PostNapisane: Śro sie 05, 2009 15:49
przez Mysia
bulefka pisze:schroniska obdzwonione i poinformowane, straż miejska też, jutro jedziemy do schronu tak na wszelki wypadek, rozwieszamy plakaty i SZUKAMY!

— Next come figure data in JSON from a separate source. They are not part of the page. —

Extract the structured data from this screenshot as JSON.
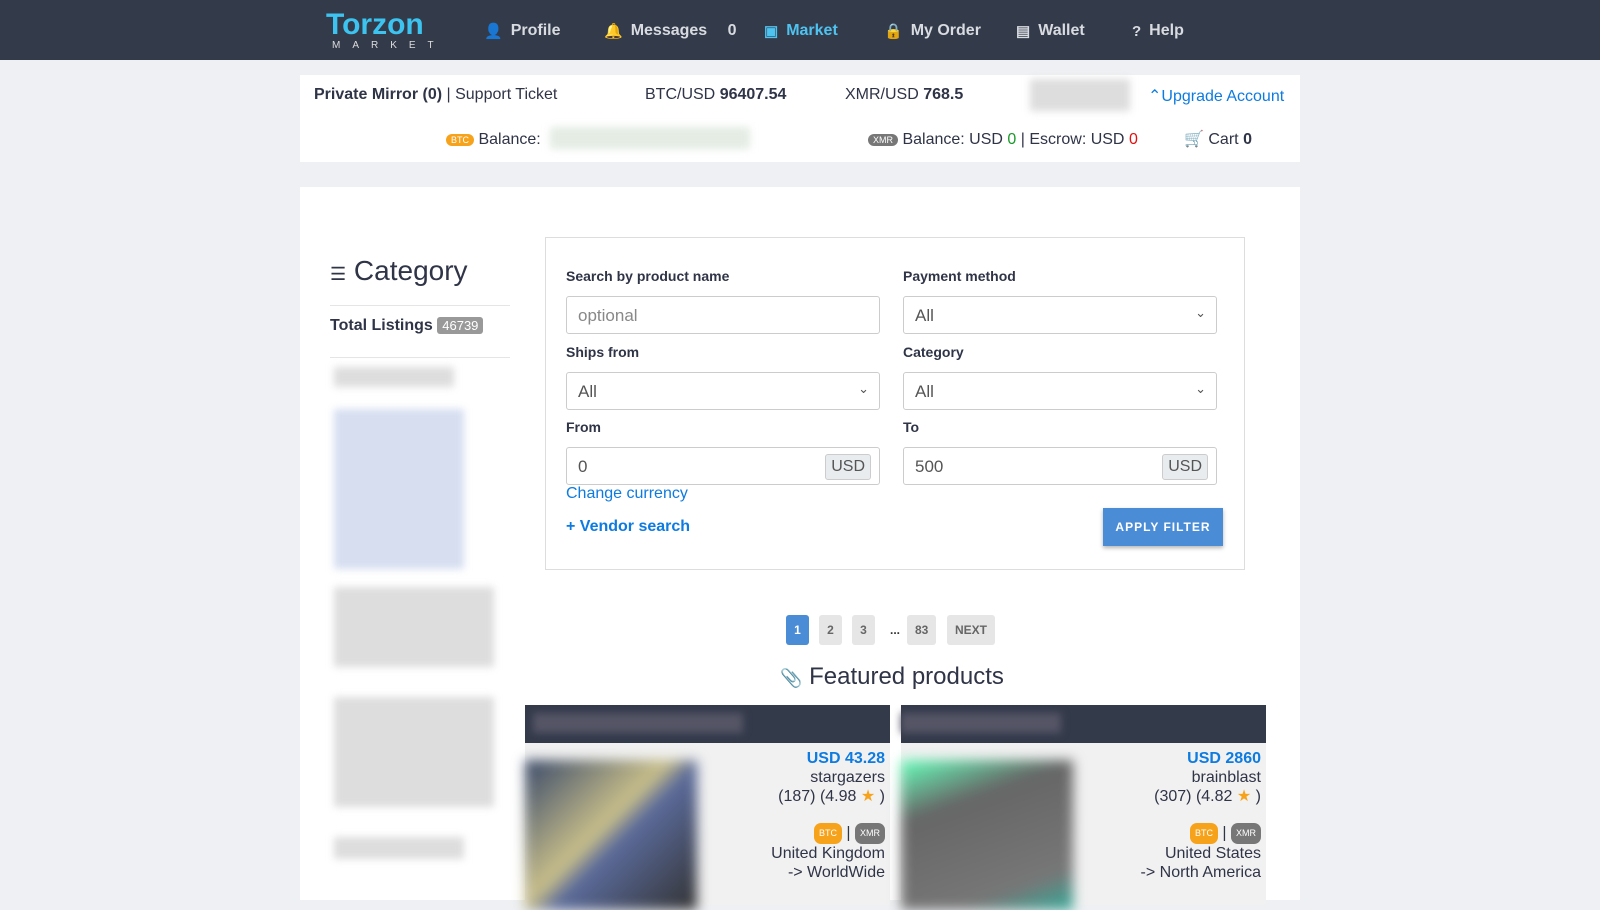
{
  "nav": {
    "logo": "Torzon",
    "logo_sub": "MARKET",
    "items": [
      {
        "label": "Profile",
        "icon": "user-icon"
      },
      {
        "label": "Messages",
        "count": "0",
        "icon": "bell-icon"
      },
      {
        "label": "Market",
        "icon": "store-icon",
        "active": true
      },
      {
        "label": "My Order",
        "icon": "bag-icon"
      },
      {
        "label": "Wallet",
        "icon": "wallet-icon"
      },
      {
        "label": "Help",
        "icon": "question-icon"
      }
    ]
  },
  "top": {
    "private_mirror": "Private Mirror (0)",
    "support": "Support Ticket",
    "btc_label": "BTC/USD",
    "btc_rate": "96407.54",
    "xmr_label": "XMR/USD",
    "xmr_rate": "768.5",
    "upgrade": "Upgrade Account",
    "btc_badge": "BTC",
    "btc_balance": "Balance:",
    "xmr_badge": "XMR",
    "xmr_balance": "Balance: USD",
    "xmr_balance_value": "0",
    "escrow": "Escrow: USD",
    "escrow_value": "0",
    "cart": "Cart",
    "cart_count": "0"
  },
  "sidebar": {
    "title": "Category",
    "total_label": "Total Listings",
    "total": "46739"
  },
  "filter": {
    "search_label": "Search by product name",
    "search_placeholder": "optional",
    "payment_label": "Payment method",
    "payment": "All",
    "ships_label": "Ships from",
    "ships": "All",
    "category_label": "Category",
    "category": "All",
    "from_label": "From",
    "from": "0",
    "to_label": "To",
    "to": "500",
    "currency": "USD",
    "change_currency": "Change currency",
    "vendor_search": "+ Vendor search",
    "apply": "APPLY FILTER"
  },
  "pagination": [
    "1",
    "2",
    "3",
    "...",
    "83",
    "NEXT"
  ],
  "featured": {
    "title": "Featured products",
    "products": [
      {
        "price": "USD 43.28",
        "vendor": "stargazers",
        "rating": "(187) (4.98",
        "from": "United Kingdom",
        "to": "-> WorldWide"
      },
      {
        "price": "USD 2860",
        "vendor": "brainblast",
        "rating": "(307) (4.82",
        "from": "United States",
        "to": "-> North America"
      }
    ]
  },
  "colors": {
    "nav": "#333a4a",
    "accent": "#0d7be0",
    "btc": "#f7a21b"
  }
}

topsik raczej nei dał sie złapać, trzeba go szukać w krzakach których na osiedlu jest mnóstwo :(
Im wiecej rąk do pomocy tym lepiej.

Halo , Poznań, jesteście tu? :cry:


Toż właśnie napisałam, że przede wszystkim trzeba jeździć samemu do schroniska, a nie bazować na telefonach. Oni już raz zidentyfikowali grzywacza jako pudelka, więc naprawdę - jeśli sama osobiście nie będziesz co drugi dzień sprawdzać, to być może nikt Ci nigdy nie powie, że pies był w schronisku.